Tel que nous l’avons si souvent observé, le jeu peut incarner la solution à toutes sortes de déséquilibres ou de blocages émotionnels. En fait, il existe trois types de jeux qui peuvent supporter un système d’alarme qui soit bien calibré. Le premier peut être qualifié de « jeu de calibrage du système d’alarme », et il vise à fournir une dose sensée d’alarme dans un contexte qui se veut divertissant. Ce type de jeu fait partie de notre sagesse culturelle depuis des temps ancestraux, comme en témoignent les nombreuses méthodes intuitives que nous employons pour jouer avec les bébés et les enfants. Entre autres, il peut s’agir des jeux du coucou et de la cachette, ou de la lecture de contes et de comptines qui sont empreints d’un soupçon d’obscurité.

Mes fils aimaient jouer à : « Maman a faim! ». Au moment où je sentais que l’alarme qui sommeillait en eux était en train de s’activer et de se bloquer, je leur disais nonchalamment tout en utilisant une voix forte : « Bon, je pense que je commence à avoir FAIIIMMM! ». Ils poussaient alors des cris de peur et de joie espiègles en courant partout dans la maison tandis que je les poursuivais, et ce, tout en essayant désespérément d’échapper à mes « mâchoires affamées » (mes bras)! Ce type de jeu permet au système d’alarme de se restaurer et à trouver son équilibre au sein d’un contexte qui est sécurisant. En ce qui concerne les enfants qui sont plus âgés et les adolescents, il est possible d’ajouter une touche légèrement effrayante au jeu, telle que d’avoir recours à des histoires autour d’un feu de camp, des récits de maison hantée et même des films d’horreur.

La deuxième forme de jeu qui peut faire en sorte qu’un système d’alarme soit équilibré implique de jouer avec le concept de courage. En réalité, ce dernier constitue une merveilleuse « solution » à l’alarme. Si les conditions sont propices, nos enfants sont capables de ressentir simultanément leur désir et leur alarme, et ils peuvent donc prendre des risques audacieux pour atteindre le résultat souhaité. Par exemple, s’ils ont peur de monter sur une scène, mais qu’ils veulent prendre part à la pièce de théâtre de l’école, ils peuvent trouver le courage de « vaincre le dragon » de leur trac de la scène, et ce, de manière à « s’emparer du trésor » qui correspond au fait de participer à cette pièce.

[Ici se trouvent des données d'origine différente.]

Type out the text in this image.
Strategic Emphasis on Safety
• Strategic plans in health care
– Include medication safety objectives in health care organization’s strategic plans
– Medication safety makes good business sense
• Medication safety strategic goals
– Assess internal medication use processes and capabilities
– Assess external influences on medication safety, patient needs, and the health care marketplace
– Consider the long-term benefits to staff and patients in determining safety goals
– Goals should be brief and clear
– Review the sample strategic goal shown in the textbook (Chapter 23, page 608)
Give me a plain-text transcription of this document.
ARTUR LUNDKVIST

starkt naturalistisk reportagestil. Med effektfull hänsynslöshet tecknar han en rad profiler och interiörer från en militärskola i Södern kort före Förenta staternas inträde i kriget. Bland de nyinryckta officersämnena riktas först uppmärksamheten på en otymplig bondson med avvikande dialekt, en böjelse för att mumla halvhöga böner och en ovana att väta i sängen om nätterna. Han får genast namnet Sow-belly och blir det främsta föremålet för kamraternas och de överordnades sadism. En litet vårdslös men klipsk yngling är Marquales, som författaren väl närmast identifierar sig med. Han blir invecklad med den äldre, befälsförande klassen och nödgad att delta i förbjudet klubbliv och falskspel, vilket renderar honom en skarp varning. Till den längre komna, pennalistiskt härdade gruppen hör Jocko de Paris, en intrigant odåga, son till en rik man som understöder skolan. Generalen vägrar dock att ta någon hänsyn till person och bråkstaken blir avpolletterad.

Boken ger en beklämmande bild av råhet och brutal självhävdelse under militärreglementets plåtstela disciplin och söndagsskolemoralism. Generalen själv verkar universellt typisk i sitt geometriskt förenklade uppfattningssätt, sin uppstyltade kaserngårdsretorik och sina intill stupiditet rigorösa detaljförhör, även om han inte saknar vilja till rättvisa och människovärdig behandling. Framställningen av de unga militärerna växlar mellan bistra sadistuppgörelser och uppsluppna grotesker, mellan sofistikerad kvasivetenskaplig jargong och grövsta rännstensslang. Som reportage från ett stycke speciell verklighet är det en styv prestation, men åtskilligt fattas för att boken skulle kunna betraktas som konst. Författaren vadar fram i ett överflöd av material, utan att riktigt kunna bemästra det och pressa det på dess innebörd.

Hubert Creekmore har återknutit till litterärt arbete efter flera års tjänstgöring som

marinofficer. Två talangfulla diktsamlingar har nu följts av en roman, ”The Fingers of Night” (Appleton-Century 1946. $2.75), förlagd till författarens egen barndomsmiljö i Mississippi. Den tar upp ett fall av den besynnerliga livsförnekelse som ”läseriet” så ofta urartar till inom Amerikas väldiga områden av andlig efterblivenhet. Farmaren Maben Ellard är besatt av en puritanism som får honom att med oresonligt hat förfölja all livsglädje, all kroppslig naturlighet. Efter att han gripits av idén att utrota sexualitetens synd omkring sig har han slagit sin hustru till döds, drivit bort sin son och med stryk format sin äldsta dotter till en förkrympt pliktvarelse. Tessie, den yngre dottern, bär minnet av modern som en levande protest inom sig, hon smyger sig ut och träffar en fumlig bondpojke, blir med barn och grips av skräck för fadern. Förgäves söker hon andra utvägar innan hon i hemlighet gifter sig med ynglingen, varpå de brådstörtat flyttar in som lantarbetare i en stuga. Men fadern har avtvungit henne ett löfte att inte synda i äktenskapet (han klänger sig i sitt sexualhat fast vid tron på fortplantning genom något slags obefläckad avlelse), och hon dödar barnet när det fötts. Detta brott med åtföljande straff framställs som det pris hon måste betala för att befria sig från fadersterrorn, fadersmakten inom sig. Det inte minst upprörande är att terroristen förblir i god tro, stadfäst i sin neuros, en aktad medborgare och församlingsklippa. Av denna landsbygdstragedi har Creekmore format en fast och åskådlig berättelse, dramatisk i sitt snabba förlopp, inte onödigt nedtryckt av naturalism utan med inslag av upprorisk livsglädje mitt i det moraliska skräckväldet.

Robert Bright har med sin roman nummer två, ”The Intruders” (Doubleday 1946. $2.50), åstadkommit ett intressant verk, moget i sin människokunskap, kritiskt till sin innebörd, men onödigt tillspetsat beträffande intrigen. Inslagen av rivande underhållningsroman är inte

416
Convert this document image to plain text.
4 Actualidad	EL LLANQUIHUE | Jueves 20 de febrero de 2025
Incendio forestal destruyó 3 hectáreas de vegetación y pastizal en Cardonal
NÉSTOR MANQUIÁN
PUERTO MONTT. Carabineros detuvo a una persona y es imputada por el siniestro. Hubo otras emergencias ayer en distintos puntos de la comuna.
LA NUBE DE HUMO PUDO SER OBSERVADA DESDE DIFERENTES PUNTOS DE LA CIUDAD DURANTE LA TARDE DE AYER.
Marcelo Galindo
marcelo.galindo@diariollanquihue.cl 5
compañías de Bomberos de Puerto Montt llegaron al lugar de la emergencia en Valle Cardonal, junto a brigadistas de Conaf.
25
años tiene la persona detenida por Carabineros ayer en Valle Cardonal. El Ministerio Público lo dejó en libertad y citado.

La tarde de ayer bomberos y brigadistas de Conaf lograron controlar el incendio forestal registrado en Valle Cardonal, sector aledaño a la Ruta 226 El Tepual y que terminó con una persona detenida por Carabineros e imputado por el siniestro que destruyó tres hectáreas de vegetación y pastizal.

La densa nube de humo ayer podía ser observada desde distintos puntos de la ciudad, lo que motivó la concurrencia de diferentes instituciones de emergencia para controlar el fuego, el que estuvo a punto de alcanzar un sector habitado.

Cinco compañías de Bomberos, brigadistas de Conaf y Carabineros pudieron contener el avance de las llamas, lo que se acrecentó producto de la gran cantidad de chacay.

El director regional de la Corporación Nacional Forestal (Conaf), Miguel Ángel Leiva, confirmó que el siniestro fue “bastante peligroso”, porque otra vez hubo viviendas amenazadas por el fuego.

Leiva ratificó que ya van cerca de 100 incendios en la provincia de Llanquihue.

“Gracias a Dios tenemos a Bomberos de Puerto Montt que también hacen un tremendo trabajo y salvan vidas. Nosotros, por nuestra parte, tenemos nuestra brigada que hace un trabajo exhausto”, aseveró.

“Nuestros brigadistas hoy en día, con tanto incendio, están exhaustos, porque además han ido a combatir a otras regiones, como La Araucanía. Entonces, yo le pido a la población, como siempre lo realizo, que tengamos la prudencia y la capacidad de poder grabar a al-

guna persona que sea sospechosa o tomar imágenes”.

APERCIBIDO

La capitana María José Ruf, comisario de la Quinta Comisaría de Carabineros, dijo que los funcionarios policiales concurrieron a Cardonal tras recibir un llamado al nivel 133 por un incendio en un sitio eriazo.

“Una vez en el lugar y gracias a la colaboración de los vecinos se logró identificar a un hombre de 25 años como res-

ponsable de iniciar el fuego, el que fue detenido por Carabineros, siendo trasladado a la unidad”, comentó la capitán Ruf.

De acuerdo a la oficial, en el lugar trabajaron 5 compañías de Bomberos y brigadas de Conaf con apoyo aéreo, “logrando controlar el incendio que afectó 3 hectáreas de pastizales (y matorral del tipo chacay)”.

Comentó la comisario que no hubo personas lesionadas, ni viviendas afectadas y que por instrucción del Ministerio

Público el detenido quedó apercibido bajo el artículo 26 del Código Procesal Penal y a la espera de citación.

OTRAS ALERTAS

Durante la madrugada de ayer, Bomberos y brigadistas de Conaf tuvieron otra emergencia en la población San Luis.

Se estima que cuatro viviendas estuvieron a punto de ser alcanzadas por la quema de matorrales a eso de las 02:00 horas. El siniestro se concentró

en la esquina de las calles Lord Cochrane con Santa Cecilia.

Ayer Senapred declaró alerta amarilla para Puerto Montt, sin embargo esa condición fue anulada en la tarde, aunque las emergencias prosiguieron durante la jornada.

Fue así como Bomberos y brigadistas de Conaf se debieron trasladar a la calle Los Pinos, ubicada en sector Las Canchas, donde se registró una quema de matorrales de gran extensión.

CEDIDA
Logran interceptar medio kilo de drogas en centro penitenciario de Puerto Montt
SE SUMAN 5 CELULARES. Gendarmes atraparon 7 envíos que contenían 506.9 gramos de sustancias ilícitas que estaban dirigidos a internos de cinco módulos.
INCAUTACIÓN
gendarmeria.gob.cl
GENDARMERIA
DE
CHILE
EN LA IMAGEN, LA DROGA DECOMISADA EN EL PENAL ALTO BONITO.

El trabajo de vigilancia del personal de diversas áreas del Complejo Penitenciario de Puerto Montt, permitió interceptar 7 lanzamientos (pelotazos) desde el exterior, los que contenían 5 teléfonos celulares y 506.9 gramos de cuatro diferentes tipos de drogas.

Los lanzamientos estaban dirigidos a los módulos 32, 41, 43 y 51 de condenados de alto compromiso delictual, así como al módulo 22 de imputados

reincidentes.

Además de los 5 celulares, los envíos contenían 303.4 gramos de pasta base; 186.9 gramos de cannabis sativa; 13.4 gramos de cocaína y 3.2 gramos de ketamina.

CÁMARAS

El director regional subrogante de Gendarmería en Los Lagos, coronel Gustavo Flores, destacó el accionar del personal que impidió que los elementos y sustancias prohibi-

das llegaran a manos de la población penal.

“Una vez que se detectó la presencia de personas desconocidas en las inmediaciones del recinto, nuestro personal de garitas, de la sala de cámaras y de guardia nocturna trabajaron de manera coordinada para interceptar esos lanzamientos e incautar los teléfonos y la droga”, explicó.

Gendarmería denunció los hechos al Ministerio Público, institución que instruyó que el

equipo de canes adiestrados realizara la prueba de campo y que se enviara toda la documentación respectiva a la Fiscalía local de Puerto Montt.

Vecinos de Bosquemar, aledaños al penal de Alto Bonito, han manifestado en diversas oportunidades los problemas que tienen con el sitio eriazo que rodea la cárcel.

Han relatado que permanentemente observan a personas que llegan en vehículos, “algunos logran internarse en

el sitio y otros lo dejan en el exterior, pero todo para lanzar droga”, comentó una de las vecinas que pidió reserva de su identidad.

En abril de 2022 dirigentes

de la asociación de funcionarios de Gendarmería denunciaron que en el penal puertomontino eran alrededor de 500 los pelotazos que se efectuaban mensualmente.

Il importe de considérer qu’il existe plusieurs sortes de jeux qui sont susceptibles de semer des graines de courage, que ce soient des parcours de cordes, des jeux de pirates, des lectures d’histoires qui illustrent des actes de bravoure ou encore de faire semblant d’être des explorateurs qui surmontent des difficultés considérables.

Pour conclure, le troisième genre de jeu consiste à susciter une certaine tristesse dans le but d’aider à « évacuer » l’état d’alarme (ce qui est similaire à ce qui a été abordé dans l’éditorial « Que faire de la frustration? »). Dans cette perspective, il convient de se remémorer que nos enfants sont soumis à un nombre substantiel de séparations où la seule chose qu’ils leur restent à faire est de ressentir la futilité à changer de circonstances.


À vrai dire, tout ce qui comporte un léger goût de mélancolie peut conduire à un peu de tristesse, laquelle peut aider à transformer l’alarme en futilité et à la libérer du système de nos enfants. En outre, les chansons, les histoires, les films, et même les récits propres aux animaux et aux membres de la famille décédés sont autant de moyens détournés de promouvoir la tristesse qui s’avère si souvent indispensable pour maintenir le système d’alarme correctement calibré et sain.


Ces trois modalités de jeu (jeu de l’alarme, jeu du courage et jeu de la tristesse) sont susceptibles d’aider nos enfants à développer des systèmes d’alarme qui sont sains et qui fonctionnent adéquatement. Or, bien que le jeu puisse sembler si souvent frivole et «inutile», il peut avoir des effets significatifs lorsqu’il s’agit de transformer un système d’alarme dysfonctionnel en un qui œuvre pour assurer notre sécurité et notre bien-être, et ce, tel qu’il a été prévu par la Nature. Et encore une fois, c’est de nouveau le jeu qui vient à notre rescousse!